The next taxonomic division below that of species is the subspecies. A subspecies is a regional population of a polytypic species (a species with a number of separate populations) which meets two tests: (1) it occupies a distinct geographical territory; (2) it differs from other subspecies o f the same species in measurable characteristics to a considerable degree (to be specified shortly).
Subspecies must by definition be allopatric: if several subspecies were to inhabit a single region, they would breed together and the differences between them would be obliterated. Within its own geographical territory, which has an environmental character of its own, the subspecies has achieved, or is in the process of achieving, an adjustment to its local food supply, to the local climate, and to the behavior patterns of other animal species with which it shares its domain. After each subspecies has worked out a balance with all other elements in its local environment, it is not likely to change very much until its situation changes: natural selection will prune off unfavorable mutations that arise locally and keep the favored gene ratio constant.

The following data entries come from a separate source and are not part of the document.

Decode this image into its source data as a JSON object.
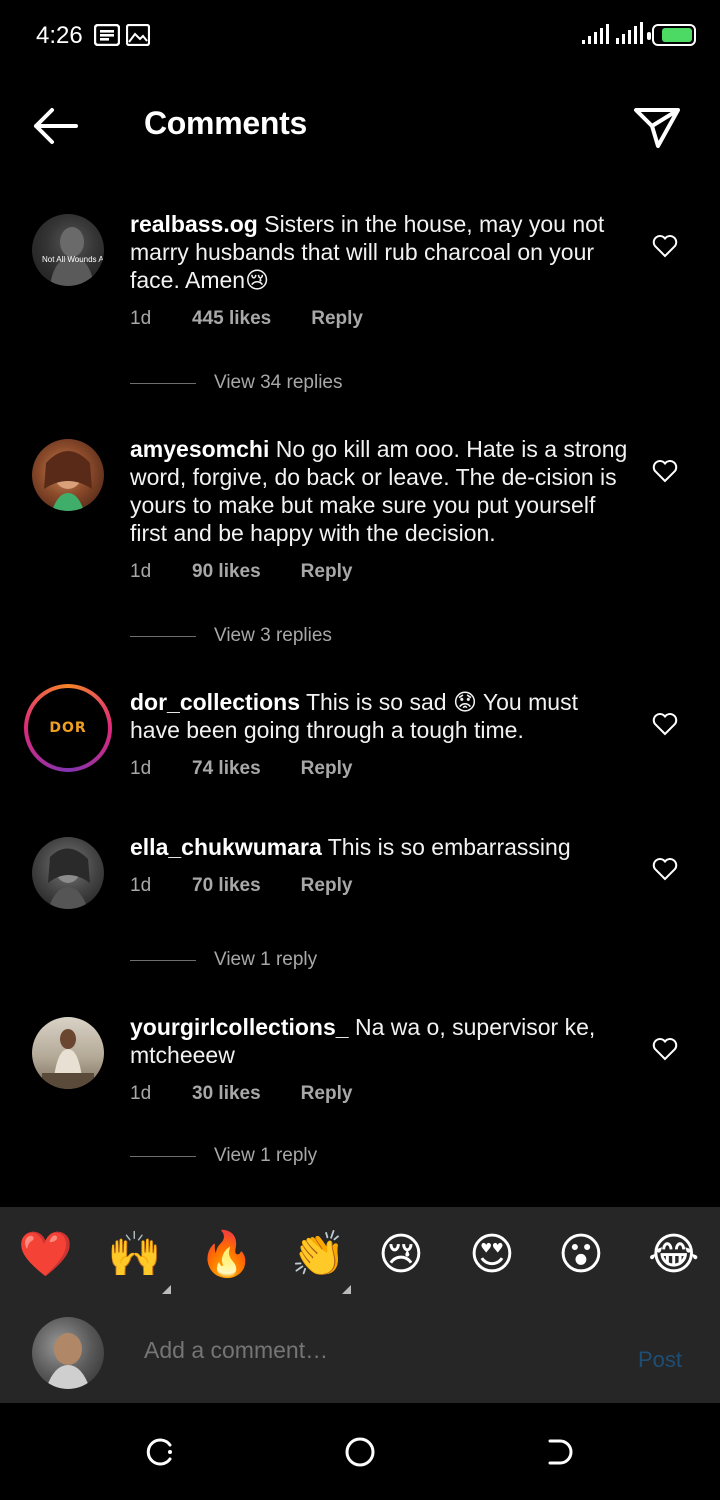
{
  "status_bar": {
    "time": "4:26"
  },
  "header": {
    "title": "Comments"
  },
  "comments": [
    {
      "user": "realbass.og",
      "text": "Sisters in the house, may you not marry husbands that will rub charcoal on your face. Amen😢",
      "time": "1d",
      "likes": "445 likes",
      "reply": "Reply",
      "view_replies": "View 34 replies",
      "avatar_caption": "Not All Wounds Are Visible."
    },
    {
      "user": "amyesomchi",
      "text": "No go kill am ooo. Hate is a strong word, forgive, do back or leave. The de-cision is yours to make but make sure you put yourself first and be happy with the decision.",
      "time": "1d",
      "likes": "90 likes",
      "reply": "Reply",
      "view_replies": "View 3 replies"
    },
    {
      "user": "dor_collections",
      "text": "This is so sad 😟 You must have been going through a tough time.",
      "time": "1d",
      "likes": "74 likes",
      "reply": "Reply",
      "avatar_logo": "DOR"
    },
    {
      "user": "ella_chukwumara",
      "text": "This is so embarrassing",
      "time": "1d",
      "likes": "70 likes",
      "reply": "Reply",
      "view_replies": "View 1 reply"
    },
    {
      "user": "yourgirlcollections_",
      "text": "Na wa o, supervisor ke, mtcheeew",
      "time": "1d",
      "likes": "30 likes",
      "reply": "Reply",
      "view_replies": "View 1 reply"
    }
  ],
  "emoji_bar": [
    "❤️",
    "🙌",
    "🔥",
    "👏",
    "😢",
    "😍",
    "😮",
    "😂"
  ],
  "comment_input": {
    "placeholder": "Add a comment…",
    "post_label": "Post"
  },
  "colors": {
    "background": "#000000",
    "bar": "#262626",
    "post_disabled": "#1f4e75",
    "meta": "#a8a8a8"
  }
}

Over the border, which may be a natural barrier such as a range of mountains or a patch of desert, or even a critical isotherm, may be found another subspecies of the same species, equally well established in a state of equilibrium with its environment. As the two environments differ in certain details, so do the genetic structures of its occupants. What is good for A is less advantageous for B, and vice versa. In each territory, natural selection keeps the gene structure of the local subspecies constant by also eliminating unfavorable genes that flow over the border. However, genes which are unfavorable in both environments may be eliminated in both populations, so that A and B may evolve together into a new polytypic species that retains its original set of subspecies. This is what we think happened when a number of human sub> species passed the threshold from Homo erectus to Homo sapiens.

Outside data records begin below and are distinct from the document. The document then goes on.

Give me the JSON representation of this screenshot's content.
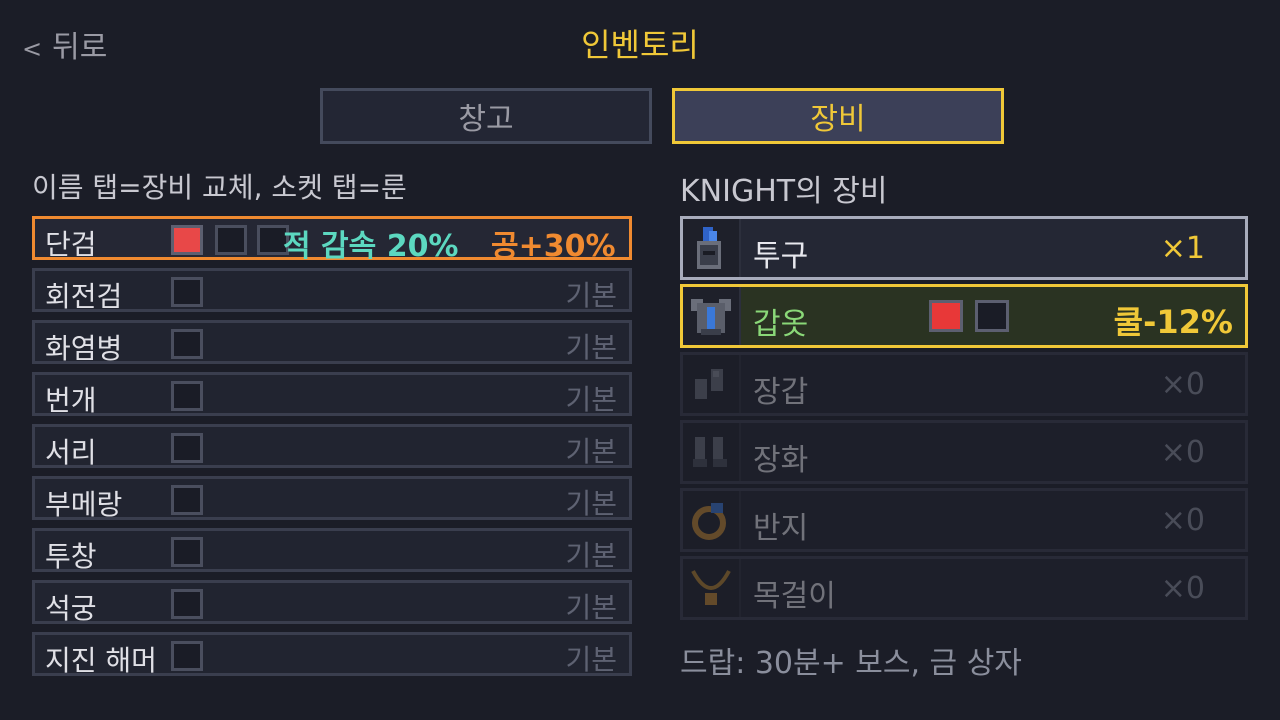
{
  "header": {
    "back_label": "뒤로",
    "title": "인벤토리"
  },
  "tabs": [
    {
      "label": "창고",
      "active": false
    },
    {
      "label": "장비",
      "active": true
    }
  ],
  "left": {
    "hint": "이름 탭=장비 교체, 소켓 탭=룬",
    "weapons": [
      {
        "name": "단검",
        "sockets": [
          "red",
          "empty",
          "empty"
        ],
        "selected": true,
        "effects": [
          {
            "text": "적 감속 20%",
            "color": "#5cd8c0"
          },
          {
            "text": "공+30%",
            "color": "#f08a30"
          }
        ]
      },
      {
        "name": "회전검",
        "sockets": [
          "empty"
        ],
        "tag": "기본"
      },
      {
        "name": "화염병",
        "sockets": [
          "empty"
        ],
        "tag": "기본"
      },
      {
        "name": "번개",
        "sockets": [
          "empty"
        ],
        "tag": "기본"
      },
      {
        "name": "서리",
        "sockets": [
          "empty"
        ],
        "tag": "기본"
      },
      {
        "name": "부메랑",
        "sockets": [
          "empty"
        ],
        "tag": "기본"
      },
      {
        "name": "투창",
        "sockets": [
          "empty"
        ],
        "tag": "기본"
      },
      {
        "name": "석궁",
        "sockets": [
          "empty"
        ],
        "tag": "기본"
      },
      {
        "name": "지진 해머",
        "sockets": [
          "empty"
        ],
        "tag": "기본"
      }
    ]
  },
  "right": {
    "title": "KNIGHT의 장비",
    "slots": [
      {
        "name": "투구",
        "count": "×1",
        "state": "head",
        "icon": "helmet-icon"
      },
      {
        "name": "갑옷",
        "bonus": "쿨-12%",
        "sockets": [
          "red",
          "empty"
        ],
        "state": "chest",
        "icon": "armor-icon"
      },
      {
        "name": "장갑",
        "count": "×0",
        "state": "empty",
        "icon": "gloves-icon"
      },
      {
        "name": "장화",
        "count": "×0",
        "state": "empty",
        "icon": "boots-icon"
      },
      {
        "name": "반지",
        "count": "×0",
        "state": "empty",
        "icon": "ring-icon"
      },
      {
        "name": "목걸이",
        "count": "×0",
        "state": "empty",
        "icon": "necklace-icon"
      }
    ],
    "drop_text": "드랍: 30분+ 보스, 금 상자"
  }
}
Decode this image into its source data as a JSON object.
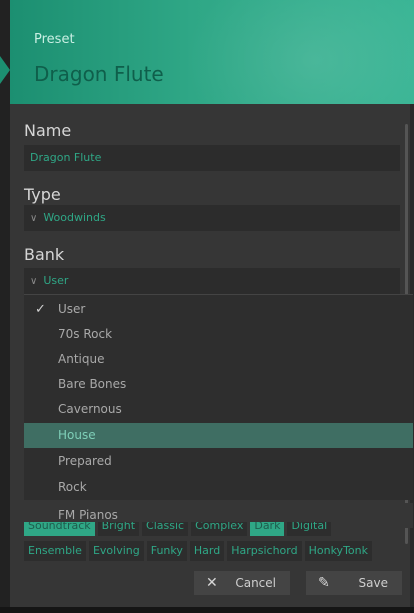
{
  "header": {
    "subtitle": "Preset",
    "title": "Dragon Flute"
  },
  "form": {
    "name_label": "Name",
    "name_value": "Dragon Flute",
    "type_label": "Type",
    "type_value": "Woodwinds",
    "bank_label": "Bank",
    "bank_value": "User"
  },
  "bank_dropdown": {
    "items": [
      {
        "label": "User",
        "checked": true
      },
      {
        "label": "70s Rock"
      },
      {
        "label": "Antique"
      },
      {
        "label": "Bare Bones"
      },
      {
        "label": "Cavernous"
      },
      {
        "label": "House",
        "highlighted": true
      },
      {
        "label": "Prepared"
      },
      {
        "label": "Rock"
      },
      {
        "label": "FM Pianos"
      }
    ]
  },
  "tags": {
    "row_partial": [
      "Soundtrack",
      "Bright",
      "Classic",
      "Complex",
      "Dark",
      "Digital"
    ],
    "row_visible": [
      "Ensemble",
      "Evolving",
      "Funky",
      "Hard",
      "Harpsichord",
      "HonkyTonk"
    ]
  },
  "buttons": {
    "cancel": "Cancel",
    "save": "Save"
  },
  "colors": {
    "accent": "#2fa786",
    "panel": "#363636",
    "highlight": "#3f6e63"
  }
}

Taxonomists have set up an arbitrary procedure to determine whether two or more populations within a species are morphologically different enough to qualify as subspecies. It is called the overlap test and is applied both to visible criteria, such as tooth size, and to invisible ones, such as blood groups. If in any well defined, presumably heritable morphological character, a representative sample of population A differs from a representative sample of population B to or beyond a critical degree, then we are dealing with subspecies. The critical degree is 75 per cent. If 75 per cent or more individuals of A are different from 100 per cent of B, then the two are probably subspecies.'
This method was devised for use on large samples of living animal populations and it can be applied to modern anthropometric series, but it is rarely if ever useful in the study of fossil man because we have few samples large enough for analysis by probability statistics. When applied to modern human populations, this test shows that Homo sapiens is at present a polymorphic species divided into a number of clearly differentiated subspecies, each centered in its own territory.

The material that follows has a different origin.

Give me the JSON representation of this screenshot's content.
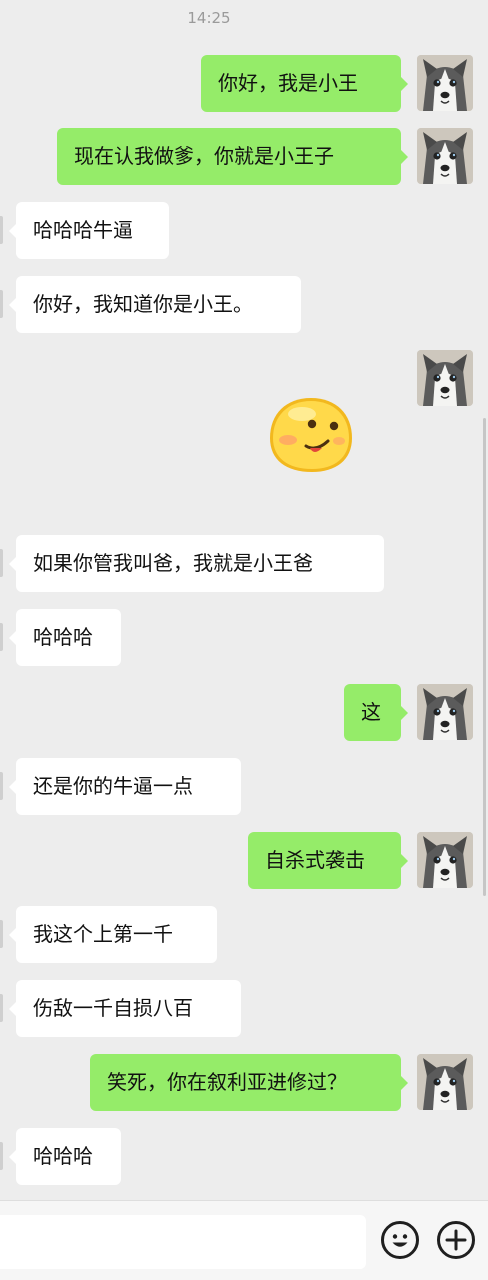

The concept of subspecies is essentially zoological and is used almost entirely to describe regional variations in animal species. However, paleontologists also use it occasionally, to describe steps in a single evolutionary line which they consider too small to merit the rank of separate species. Such units may be called successional subspecies, or waagenons-named for a mid-nineteenth century paleontologist, W. Waagen.' In order to keep confusion to a minimum I shall not use the word subspecies in this book to designate such successive units. When successive species must be split, I shall do it in terms of the evolutionary levels or grades through which they have passed.